Andrea Ablasser a fait ses études de médecine à l’Université Louis-et-Maximilien de Munich (LMU), en Allemagne. Elle a obtenu son doctorat en médecine en 2010 à cette même université, sur l’immunothérapie contre le cancer. Après son post-doctorat et ses premiers pas en tant que cheffe d’équipe junior à l’université de Bonn, Andrea Ablasser a rejoint l’École Polytechnique Fédérale de Lausanne (Suisse), où elle dirige l’équipe « Innate immunity ». Elle a obtenu des nombreuses distinctions au cours de sa carrière scientifique, y compris le Prix Eppendorf pour jeunes chercheurs européens et le Prix Latsis (Swiss National Science Foundation) en 2018, ainsi que la Médaille d'or de European Molecular Biology Organisation (EMBO) en 2021.

© Alexandre Darmon / Art in Research pour la Fondation Bettencourt Schueller
  • 2010 Doctorat en médecine, Université Louis-et-Maximilien de Munich (LMU), Allemagne.

  • 2014 Dirige l’équipe « Innate immunity » à l’Ecole Polytechnique Fédérale de Lausanne

  • 2018 Prix Latsis (Swiss National Science Foundation)

  • 2021 Médaille d'or de European Molecular Biology Organisation (EMBO)

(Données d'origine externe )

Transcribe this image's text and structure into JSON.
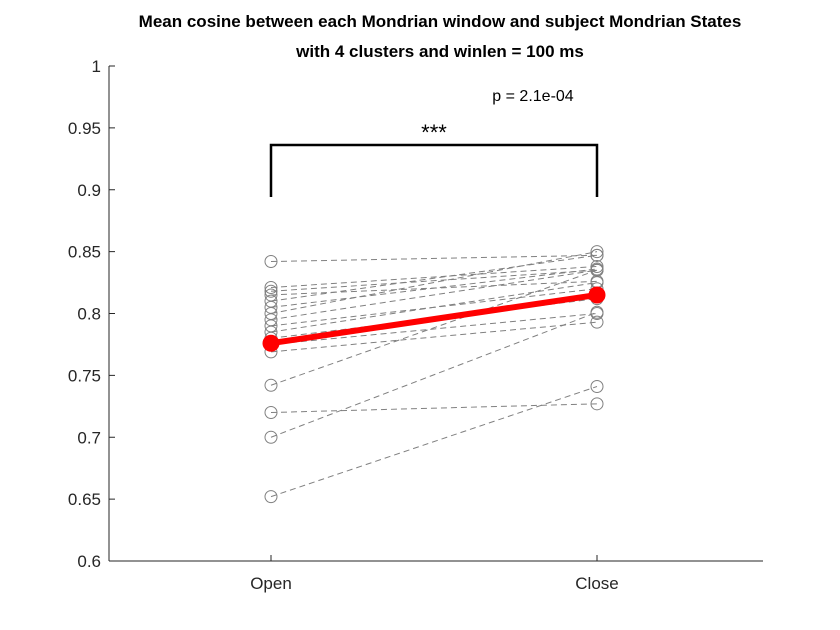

  • 2024 Prix Liliane Bettencourt pour les sciences du vivant

Prix Liliane Bettencourt pour les sciences du vivant

Le Prix Liliane Bettencourt pour les sciences du vivant récompense chaque année un chercheur de moins de 45 ans pour l’excellence de ses travaux et sa contribution remarquable à son domaine de recherche scientifique. Ce prix est attribué selon les années à un chercheur établi en France ou travaillant dans un autre pays d'Europe. Vingt-sept lauréats ont été récompensés depuis 1997. A partir de 2023, la dotation de ce prix récompense personnellement le lauréat à hauteur de 100 000 euros.